Most gardens are a mix of native and non-native flowers and grasses. Native plants have adapted over thousands of years to thrive in a specific ecosystem or habitat. A habitat is defined by temperature, soil conditions and moisture levels as well as by the presence of other native plants, animals and, yes, even pests, all of which have evolved together over time. This diversity keeps the system in balance so that no one species becomes invasive within its own habitat. A native habitat is not determined by state lines or national borders, but by natural boundaries like mountains or bodies of water.

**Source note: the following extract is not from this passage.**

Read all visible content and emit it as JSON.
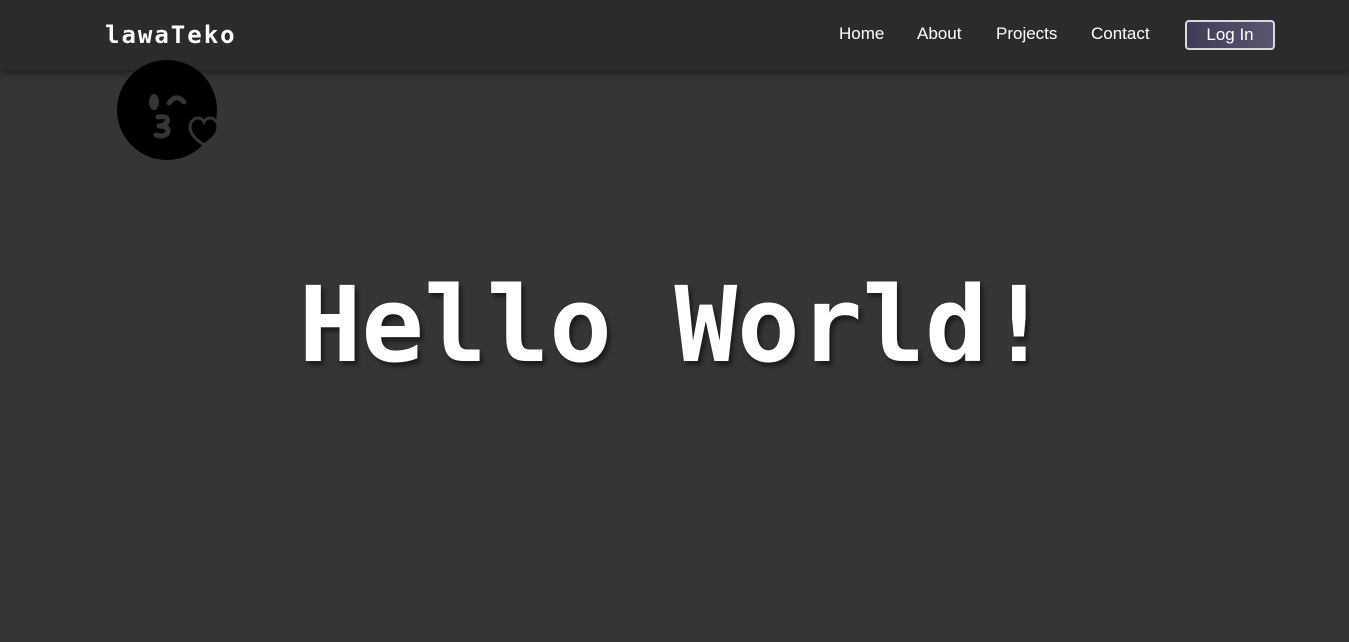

Many non-native plants have been brought to the United States for ornamental use, as crops for us – think of tomatoes and corn – and feed for livestock and to prevent erosion. They have not posed a threat to our environment.

But many other non-natives have spread from their original plantings and put down roots in natural areas where they were not intended. These are the invasives. Like an alien in a science-fiction movie, an invasive plant is a non-native species – from Europe, Asia, or even another region of North America – that establishes itself in a habitat where it does not naturally occur, reproduces vigorously without any help and threatens native plants by usurping the available water, light, nutrients and growing space. Invasives can eventually replace our native trees, shrubs, grasses and wildflowers –  and rob wildlife of food and shelter.

Invasive species cannot be contained by a backyard fence, a road, or the property line of a botanic garden. Birds, wind and water carry seeds of these plants far from where they were planted. A simple way to prevent further spread of invasive species is to avoid planting them.